Преступление Ужикова было раскрыто только на третий день. Я немедленно посадил Ужикова в канцелярии и на дверях поставил стражу, чтобы предотвратить самосуд. Совет командиров постановил передать дело товарищескому суду. Такой суд собирался у нас очень редко, так как хлопцы обычно доверяли решению совета. По отношению к Ужикову сам совет отказался судить, и это значило, что Ужикову ничего хорошего ожидать нельзя. Выборы судей происходили в общем собрании, которое единодушно остановилось на пяти фамилиях: Кудлатый, Горьковский, Ваня Зайченко, Ступицын и Перец. Первые трое обеспечивали самый жестокий приговор, обещали полную невозможность мягкости или снисхождения. Ступицын входил как представитель пролетарской мудрости, славился справедливостью, а Перец – как представитель новых горьковцев. Перца выбрали, чтобы не обижать куряжан.

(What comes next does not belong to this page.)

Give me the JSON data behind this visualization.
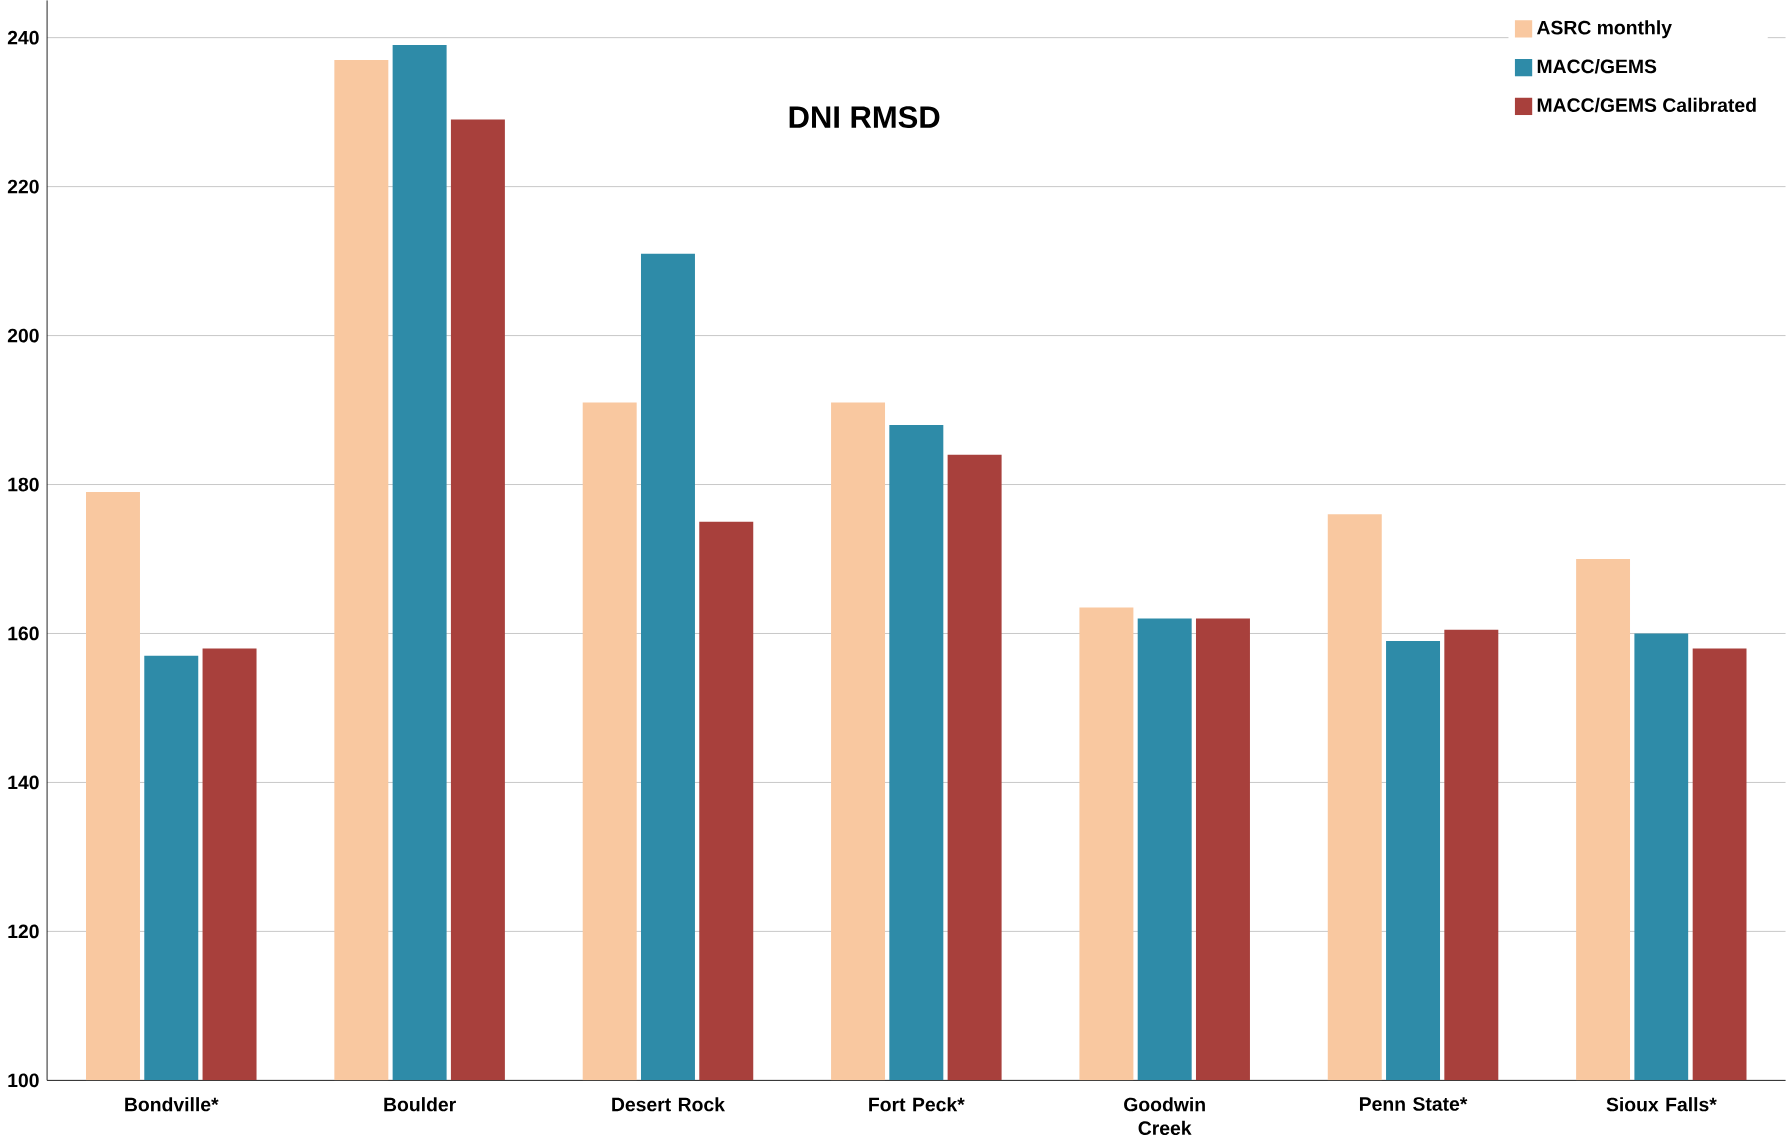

Во всем этом деле совет командиров вел определенную политику: по нашей традиции мое участие в суде ограничивалось ролью обвинителя, совещались судьи в закрытой комнате, значит, опасность моего смягчающего влияния устранялась совершенно, тем более что, по нашей же традиции, я как обвинитель обязан был дать только анализ поступка, требование наказания в моем положении считалось неприличным.
Суд начался вечером при полном зале, бурлящем негодованием. В зале были Брегель и Джуринская, приехавшие специально к этому делу.
Ужиков сидел на отдельной скамейке. Сегодня он был бледен и почему-то казался более чистоплотным, чем всегда. Все эти дни он держался нахально, грубил мне и колонистам, посмеивался и вызывал к себе настоящее отвращение. Аркадий прожил в колонии больше года и за это время, несомненно, эволюционировал, но направление этой эволюции всегда оставалось сомнительным. Он стал более аккуратен, прямее держался, нос его уже не так сильно перевешивал все на лице, он научился даже улыбаться. И все же это был прежний Аркадий Ужиков, человек без малейшего уважения к кому бы то ни было и тем более к коллективу, человек, живущий только своей сегодняшней жадностью. Я даже думал, что колония скорее испортит Ужикова, чем исправит.
Раньше Ужиков побаивался отца или милиции. В колонии же ему ничего не грозило, кроме совета командиров или общего собрания, а эта категория явлений Ужиковым просто не ощущалась. Инстинкт ответственности у Ужикова еще более притупился, а отсюда пошли и новая его улыбка, и новая нахальная мина.